Алкоголь стимулирует воображение Буковски и помогает ему обретать спонтанное хмельное сатори. В одном из рассказов он попадает на свадьбу, на которой венчание проводит дзенский священник с большими прозрачными ушами. Поэтический гость успевает набраться, рассказать несовершеннолетней девочке, что значит быть взрослым, и к моменту бракосочетания у него чешутся кулаки и подкашиваются коленки. После дзенской свадьбы Буковски догоняет священника на заднем дворике особняка. На длинной каменной лестнице он пристаёт к монаху и пытается дёрнуть того за ухо. Священник уворачивается и приёмом айкидо спускает поэта вниз по ступенькам.
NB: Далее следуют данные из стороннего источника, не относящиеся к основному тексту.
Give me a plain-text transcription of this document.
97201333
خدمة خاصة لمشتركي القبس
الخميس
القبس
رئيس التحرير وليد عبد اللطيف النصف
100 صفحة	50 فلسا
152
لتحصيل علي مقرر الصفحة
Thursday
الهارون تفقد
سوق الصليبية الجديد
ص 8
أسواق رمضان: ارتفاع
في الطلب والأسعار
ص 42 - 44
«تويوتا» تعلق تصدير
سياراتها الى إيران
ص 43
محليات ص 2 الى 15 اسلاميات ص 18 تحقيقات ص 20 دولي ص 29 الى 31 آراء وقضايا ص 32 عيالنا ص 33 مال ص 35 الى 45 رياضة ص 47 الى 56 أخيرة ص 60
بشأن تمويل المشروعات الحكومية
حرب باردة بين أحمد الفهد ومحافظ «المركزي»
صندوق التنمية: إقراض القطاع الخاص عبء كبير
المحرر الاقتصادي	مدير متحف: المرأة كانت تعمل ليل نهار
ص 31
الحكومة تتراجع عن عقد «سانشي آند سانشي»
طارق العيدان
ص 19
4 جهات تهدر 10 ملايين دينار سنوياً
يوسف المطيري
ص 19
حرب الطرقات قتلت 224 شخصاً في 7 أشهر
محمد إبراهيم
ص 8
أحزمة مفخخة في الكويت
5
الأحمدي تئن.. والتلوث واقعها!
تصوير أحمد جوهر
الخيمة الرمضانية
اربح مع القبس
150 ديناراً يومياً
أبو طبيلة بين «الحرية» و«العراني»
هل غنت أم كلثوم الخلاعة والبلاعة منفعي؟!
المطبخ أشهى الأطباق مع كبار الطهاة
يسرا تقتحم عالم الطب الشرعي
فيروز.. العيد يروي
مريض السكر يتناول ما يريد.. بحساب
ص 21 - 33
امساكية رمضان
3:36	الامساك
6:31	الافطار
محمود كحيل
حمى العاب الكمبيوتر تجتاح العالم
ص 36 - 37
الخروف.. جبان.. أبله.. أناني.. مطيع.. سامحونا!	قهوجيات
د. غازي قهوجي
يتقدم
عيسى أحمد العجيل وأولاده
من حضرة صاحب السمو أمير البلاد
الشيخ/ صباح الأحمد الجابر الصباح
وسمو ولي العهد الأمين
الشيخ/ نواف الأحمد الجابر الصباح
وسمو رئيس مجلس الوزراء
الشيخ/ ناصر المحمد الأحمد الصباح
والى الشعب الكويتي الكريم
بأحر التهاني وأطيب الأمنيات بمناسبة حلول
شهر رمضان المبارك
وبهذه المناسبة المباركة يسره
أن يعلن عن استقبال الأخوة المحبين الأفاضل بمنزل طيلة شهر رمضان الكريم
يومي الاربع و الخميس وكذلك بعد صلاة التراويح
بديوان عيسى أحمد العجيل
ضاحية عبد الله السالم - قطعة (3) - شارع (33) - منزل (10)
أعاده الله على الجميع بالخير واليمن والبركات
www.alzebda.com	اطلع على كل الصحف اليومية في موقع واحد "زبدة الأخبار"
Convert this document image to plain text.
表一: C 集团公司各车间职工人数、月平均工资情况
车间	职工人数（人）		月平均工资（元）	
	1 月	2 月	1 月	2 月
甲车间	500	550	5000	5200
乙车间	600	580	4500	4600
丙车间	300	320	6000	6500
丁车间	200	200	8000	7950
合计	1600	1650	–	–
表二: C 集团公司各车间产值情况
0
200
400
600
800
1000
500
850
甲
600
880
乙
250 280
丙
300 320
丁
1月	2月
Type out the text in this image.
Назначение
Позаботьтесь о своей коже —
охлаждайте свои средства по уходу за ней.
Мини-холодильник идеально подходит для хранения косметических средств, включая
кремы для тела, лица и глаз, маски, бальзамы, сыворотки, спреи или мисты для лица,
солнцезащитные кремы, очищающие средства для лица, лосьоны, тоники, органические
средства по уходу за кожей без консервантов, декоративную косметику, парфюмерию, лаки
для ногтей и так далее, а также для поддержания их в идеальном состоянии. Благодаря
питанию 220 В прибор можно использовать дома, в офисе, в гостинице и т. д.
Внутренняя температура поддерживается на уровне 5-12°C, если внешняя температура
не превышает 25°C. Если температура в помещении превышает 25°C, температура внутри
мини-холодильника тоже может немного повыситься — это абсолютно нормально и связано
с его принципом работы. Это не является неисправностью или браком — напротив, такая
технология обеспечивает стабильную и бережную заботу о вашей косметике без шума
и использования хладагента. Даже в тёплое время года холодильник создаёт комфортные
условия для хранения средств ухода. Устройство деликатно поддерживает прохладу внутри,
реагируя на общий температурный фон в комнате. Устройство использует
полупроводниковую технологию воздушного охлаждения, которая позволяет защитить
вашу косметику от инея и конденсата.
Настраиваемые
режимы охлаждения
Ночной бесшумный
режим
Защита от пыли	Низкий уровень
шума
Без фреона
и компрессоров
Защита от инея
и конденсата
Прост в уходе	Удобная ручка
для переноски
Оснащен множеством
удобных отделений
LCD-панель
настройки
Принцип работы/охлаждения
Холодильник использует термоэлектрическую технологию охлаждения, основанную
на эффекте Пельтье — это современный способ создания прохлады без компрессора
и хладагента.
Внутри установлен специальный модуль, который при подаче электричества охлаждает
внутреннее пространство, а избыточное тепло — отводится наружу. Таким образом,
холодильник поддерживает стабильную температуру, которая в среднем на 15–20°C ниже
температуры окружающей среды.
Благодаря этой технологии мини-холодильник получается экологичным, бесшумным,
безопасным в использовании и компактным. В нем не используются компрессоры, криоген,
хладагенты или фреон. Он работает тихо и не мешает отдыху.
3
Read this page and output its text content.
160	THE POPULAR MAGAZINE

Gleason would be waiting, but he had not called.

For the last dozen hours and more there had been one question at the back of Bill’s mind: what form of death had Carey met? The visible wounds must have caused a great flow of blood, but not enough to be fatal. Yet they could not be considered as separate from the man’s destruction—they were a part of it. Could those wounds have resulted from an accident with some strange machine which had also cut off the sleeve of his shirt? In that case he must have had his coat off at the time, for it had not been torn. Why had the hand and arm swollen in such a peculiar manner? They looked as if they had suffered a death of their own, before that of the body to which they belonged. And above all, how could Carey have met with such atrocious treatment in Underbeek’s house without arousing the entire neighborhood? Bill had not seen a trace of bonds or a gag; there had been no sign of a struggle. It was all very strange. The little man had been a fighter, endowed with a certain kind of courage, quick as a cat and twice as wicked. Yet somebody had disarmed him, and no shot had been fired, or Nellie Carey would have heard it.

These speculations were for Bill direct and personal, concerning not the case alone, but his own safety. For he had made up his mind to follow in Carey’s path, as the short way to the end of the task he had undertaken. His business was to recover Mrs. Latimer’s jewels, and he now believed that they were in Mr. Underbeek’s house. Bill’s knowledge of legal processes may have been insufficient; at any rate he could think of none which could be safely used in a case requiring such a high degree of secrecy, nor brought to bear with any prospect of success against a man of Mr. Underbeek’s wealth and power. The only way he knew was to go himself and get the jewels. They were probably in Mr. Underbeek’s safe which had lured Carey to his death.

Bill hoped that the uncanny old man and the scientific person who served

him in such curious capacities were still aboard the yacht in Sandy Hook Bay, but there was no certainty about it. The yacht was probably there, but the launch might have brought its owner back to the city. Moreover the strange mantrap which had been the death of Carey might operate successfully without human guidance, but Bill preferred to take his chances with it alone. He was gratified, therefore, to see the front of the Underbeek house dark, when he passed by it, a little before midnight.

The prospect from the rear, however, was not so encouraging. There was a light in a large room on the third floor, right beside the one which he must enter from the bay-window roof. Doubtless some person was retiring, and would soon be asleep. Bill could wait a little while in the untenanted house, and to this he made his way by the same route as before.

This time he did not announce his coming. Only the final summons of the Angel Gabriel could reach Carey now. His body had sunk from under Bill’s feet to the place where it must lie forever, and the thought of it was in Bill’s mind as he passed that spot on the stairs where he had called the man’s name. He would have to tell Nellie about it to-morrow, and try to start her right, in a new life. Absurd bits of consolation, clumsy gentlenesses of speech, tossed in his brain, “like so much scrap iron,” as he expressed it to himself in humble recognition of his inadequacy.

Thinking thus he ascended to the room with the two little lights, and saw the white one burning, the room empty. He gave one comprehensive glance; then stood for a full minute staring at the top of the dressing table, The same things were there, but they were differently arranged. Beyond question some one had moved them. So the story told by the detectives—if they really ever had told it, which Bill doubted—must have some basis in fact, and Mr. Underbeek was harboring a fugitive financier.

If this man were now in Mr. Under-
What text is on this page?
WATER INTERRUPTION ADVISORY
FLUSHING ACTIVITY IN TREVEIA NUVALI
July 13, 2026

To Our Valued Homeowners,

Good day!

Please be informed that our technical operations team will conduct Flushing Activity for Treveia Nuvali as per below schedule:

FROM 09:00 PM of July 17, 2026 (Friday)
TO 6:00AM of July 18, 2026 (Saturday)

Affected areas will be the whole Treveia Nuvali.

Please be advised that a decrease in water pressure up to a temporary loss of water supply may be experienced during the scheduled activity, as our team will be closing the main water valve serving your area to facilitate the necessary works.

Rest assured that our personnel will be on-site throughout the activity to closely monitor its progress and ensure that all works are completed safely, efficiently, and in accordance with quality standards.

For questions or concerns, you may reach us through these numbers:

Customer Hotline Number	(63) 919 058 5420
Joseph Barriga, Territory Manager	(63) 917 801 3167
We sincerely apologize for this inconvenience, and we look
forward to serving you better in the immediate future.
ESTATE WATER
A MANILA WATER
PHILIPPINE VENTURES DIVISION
Стиль Генри Чарльза Буковски, конечно, уступает утончённой восточной традиции, но его носитель вполне заслуживает звания Пьяного Мастера.

ПИСАТЕЛЬСТВО

If you're going to try, go all the way

Я жил с худшими из женщин, они убивали то,
что не удалось убить работе.

Я знал, что я умираю.
что-то во мне говорило, давай, умри, усни, стань таким,
как они, прими.

Потом что-то другое во мне говорило, нет, сохрани маленький
кусочек.
много не надо, просто искру.
искра может сжечь целый
лес.
просто искра.
сохрани её.
Мне кажется, я сохранил.
Я рад, что сохранил.
Какая, чёрт побери,
удача.

Этой искоркой для Буковски стало писательство. Он много лет продолжал неблагодарные попытки стать признанным писателем. Ты никогда не знаешь, писатель ты или фальшивка. Чтобы выяснить это, тебе нужно пройти длинный путь, без уверенности, что в конце тебя ждёт хоть что-то кроме конца. Буковски часто спрашивали в интервью, что делает человека писателем. Он говорил: «Ну, всё очень просто. Или ты вываливаешь всё на бумагу — или бросаешься с моста». О том, чтобы зарабатывать словами себе на хлеб, он и не думал. В юности он пытался учиться на журналиста, но весь первый курс провалялся на газоне перед кампусом, потому что на занятиях ещё сильнее хотелось спать. Он пробовал устроиться в газету, но быстро оставил какие-либо попытки. Выходцу из простой семьи с окраин Лос-Анджелеса казалось, что зарабатывать себе на хлеб интеллектуальным трудом — фантастика и обман. Деньги можно добыть только честным трудом, то есть руками и ногами, а всё остальное — от лукавого: «Кратчайший путь между двумя точками часто невыносим».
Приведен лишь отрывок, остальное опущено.